W niektórych sytuacjach, złodziej może zignorować swój instynkt samozachowawczy. Tak właśnie zdarzyło się w mieście Otwock, gdzie jedna z jego mieszkanek na własną rękę dowiodła tej tezy. Ta 44-letnia dama postanowiła dokonać kradzieży czteropaku piwa, nie zauważając, że jej czyny obserwuje funkcjonariusz policji w pełnym umundurowaniu. Była tak skoncentrowana na swoim łupie, że nie dostrzegła obecności prawa. Konsekwencje? Nie tylko musiała zwrócić nienaruszony towar, ale również zapłacić mandat karny w wysokości 500 złotych.

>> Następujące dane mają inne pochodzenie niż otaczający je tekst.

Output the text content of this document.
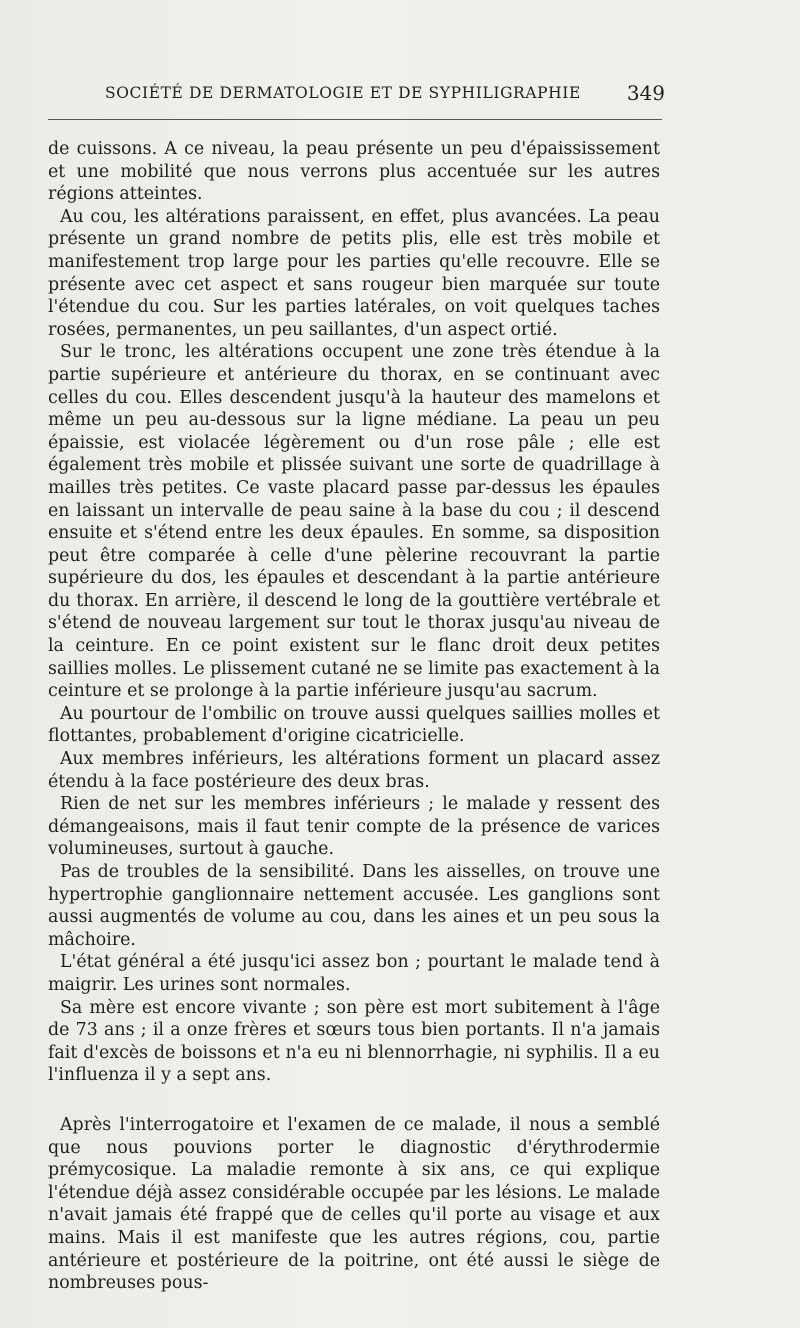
SOCIÉTÉ DE DERMATOLOGIE ET DE SYPHILIGRAPHIE 349

de cuissons. A ce niveau, la peau présente un peu d'épaississement et une mobilité que nous verrons plus accentuée sur les autres régions atteintes.

Au cou, les altérations paraissent, en effet, plus avancées. La peau présente un grand nombre de petits plis, elle est très mobile et manifestement trop large pour les parties qu'elle recouvre. Elle se présente avec cet aspect et sans rougeur bien marquée sur toute l'étendue du cou. Sur les parties latérales, on voit quelques taches rosées, permanentes, un peu saillantes, d'un aspect ortié.

Sur le tronc, les altérations occupent une zone très étendue à la partie supérieure et antérieure du thorax, en se continuant avec celles du cou. Elles descendent jusqu'à la hauteur des mamelons et même un peu au-dessous sur la ligne médiane. La peau un peu épaissie, est violacée légèrement ou d'un rose pâle ; elle est également très mobile et plissée suivant une sorte de quadrillage à mailles très petites. Ce vaste placard passe par-dessus les épaules en laissant un intervalle de peau saine à la base du cou ; il descend ensuite et s'étend entre les deux épaules. En somme, sa disposition peut être comparée à celle d'une pèlerine recouvrant la partie supérieure du dos, les épaules et descendant à la partie antérieure du thorax. En arrière, il descend le long de la gouttière vertébrale et s'étend de nouveau largement sur tout le thorax jusqu'au niveau de la ceinture. En ce point existent sur le flanc droit deux petites saillies molles. Le plissement cutané ne se limite pas exactement à la ceinture et se prolonge à la partie inférieure jusqu'au sacrum.

Au pourtour de l'ombilic on trouve aussi quelques saillies molles et flottantes, probablement d'origine cicatricielle.

Aux membres inférieurs, les altérations forment un placard assez étendu à la face postérieure des deux bras.

Rien de net sur les membres inférieurs ; le malade y ressent des démangeaisons, mais il faut tenir compte de la présence de varices volumineuses, surtout à gauche.

Pas de troubles de la sensibilité. Dans les aisselles, on trouve une hypertrophie ganglionnaire nettement accusée. Les ganglions sont aussi augmentés de volume au cou, dans les aines et un peu sous la mâchoire.

L'état général a été jusqu'ici assez bon ; pourtant le malade tend à maigrir. Les urines sont normales.

Sa mère est encore vivante ; son père est mort subitement à l'âge de 73 ans ; il a onze frères et sœurs tous bien portants. Il n'a jamais fait d'excès de boissons et n'a eu ni blennorrhagie, ni syphilis. Il a eu l'influenza il y a sept ans.

Après l'interrogatoire et l'examen de ce malade, il nous a semblé que nous pouvions porter le diagnostic d'érythrodermie prémycosique. La maladie remonte à six ans, ce qui explique l'étendue déjà assez considérable occupée par les lésions. Le malade n'avait jamais été frappé que de celles qu'il porte au visage et aux mains. Mais il est manifeste que les autres régions, cou, partie antérieure et postérieure de la poitrine, ont été aussi le siège de nombreuses pous-
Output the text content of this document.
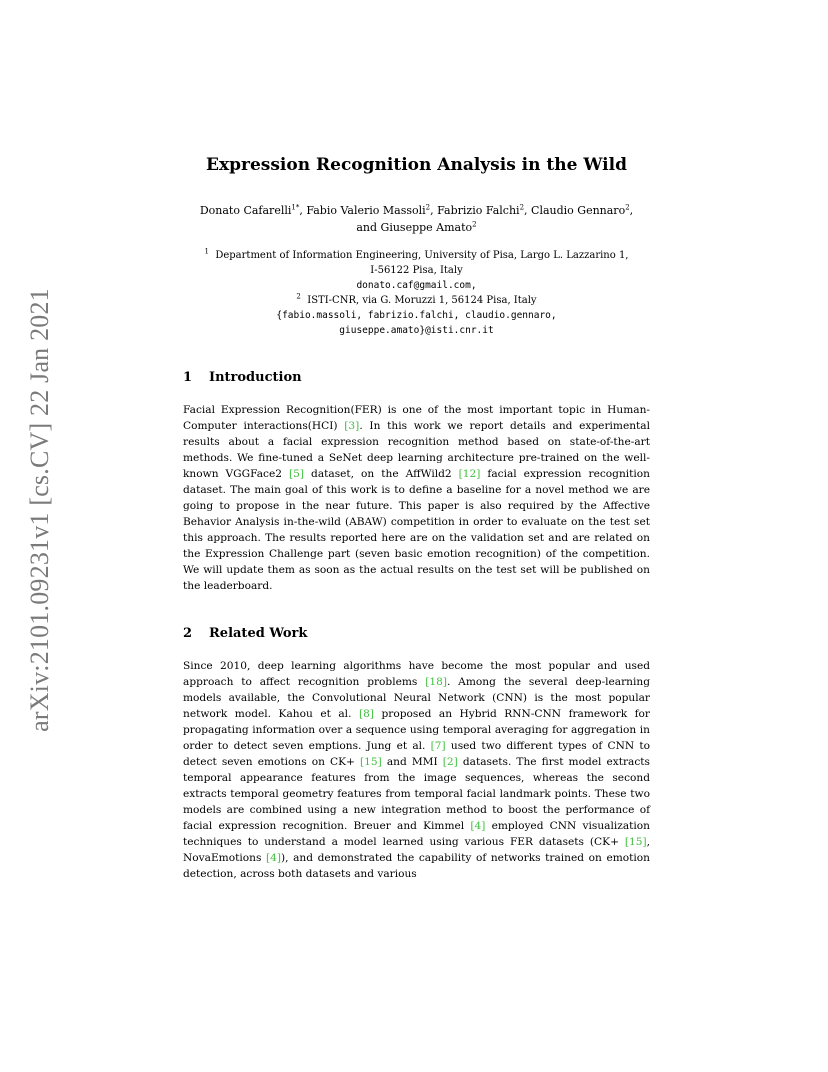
arXiv:2101.09231v1 [cs.CV] 22 Jan 2021
Expression Recognition Analysis in the Wild
Donato Cafarelli$^{1*}$, Fabio Valerio Massoli$^2$, Fabrizio Falchi$^2$, Claudio Gennaro$^2$,
and Giuseppe Amato$^2$
$^1$ Department of Information Engineering, University of Pisa, Largo L. Lazzarino 1,
I-56122 Pisa, Italy
donato.caf@gmail.com,
$^2$ ISTI-CNR, via G. Moruzzi 1, 56124 Pisa, Italy
{fabio.massoli, fabrizio.falchi, claudio.gennaro,
giuseppe.amato}@isti.cnr.it
1	Introduction

Facial Expression Recognition(FER) is one of the most important topic in Human-Computer interactions(HCI) [3]. In this work we report details and experimental results about a facial expression recognition method based on state-of-the-art methods. We fine-tuned a SeNet deep learning architecture pre-trained on the well-known VGGFace2 [5] dataset, on the AffWild2 [12] facial expression recognition dataset. The main goal of this work is to define a baseline for a novel method we are going to propose in the near future. This paper is also required by the Affective Behavior Analysis in-the-wild (ABAW) competition in order to evaluate on the test set this approach. The results reported here are on the validation set and are related on the Expression Challenge part (seven basic emotion recognition) of the competition. We will update them as soon as the actual results on the test set will be published on the leaderboard.

2	Related Work

Since 2010, deep learning algorithms have become the most popular and used approach to affect recognition problems [18]. Among the several deep-learning models available, the Convolutional Neural Network (CNN) is the most popular network model. Kahou et al. [8] proposed an Hybrid RNN-CNN framework for propagating information over a sequence using temporal averaging for aggregation in order to detect seven emptions. Jung et al. [7] used two different types of CNN to detect seven emotions on CK+ [15] and MMI [2] datasets. The first model extracts temporal appearance features from the image sequences, whereas the second extracts temporal geometry features from temporal facial landmark points. These two models are combined using a new integration method to boost the performance of facial expression recognition. Breuer and Kimmel [4] employed CNN visualization techniques to understand a model learned using various FER datasets (CK+ [15], NovaEmotions [4]), and demonstrated the capability of networks trained on emotion detection, across both datasets and various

Tego dnia, w jednym ze sklepów Otwocka rozegrała się niecodzienna scena. Kobieta w średnim wieku udała się tam nie po to, aby robić zakupy, ale aby dokonać kradzieży alkoholu. Niestety dla niej – ten dzień nie był jej szczęśliwy, ponieważ jej działania obserwował dzielnicowy z Otwocka. Kobieta, tak zaabsorbowana pakowaniem piwa do torby, nie dostrzegła umundurowanego stróża prawa. Policjant, zszokowany widokiem kobiety, która bezceremonialnie chowa do torby cztery butelki piwa i zmierza w stronę wyjścia zamiast kasy, podjął natychmiastową akcję, po czym odwiódł kobietę z powrotem do sklepu.

Niefortunna złodziejka musiała zwrócić skradziony towar, a następnie przyjąć karę w postaci mandatu. Kara wyniosła aż 500 złotych, co na pewno była dla niej bolesnym przypomnieniem o konsekwencjach jej czynów.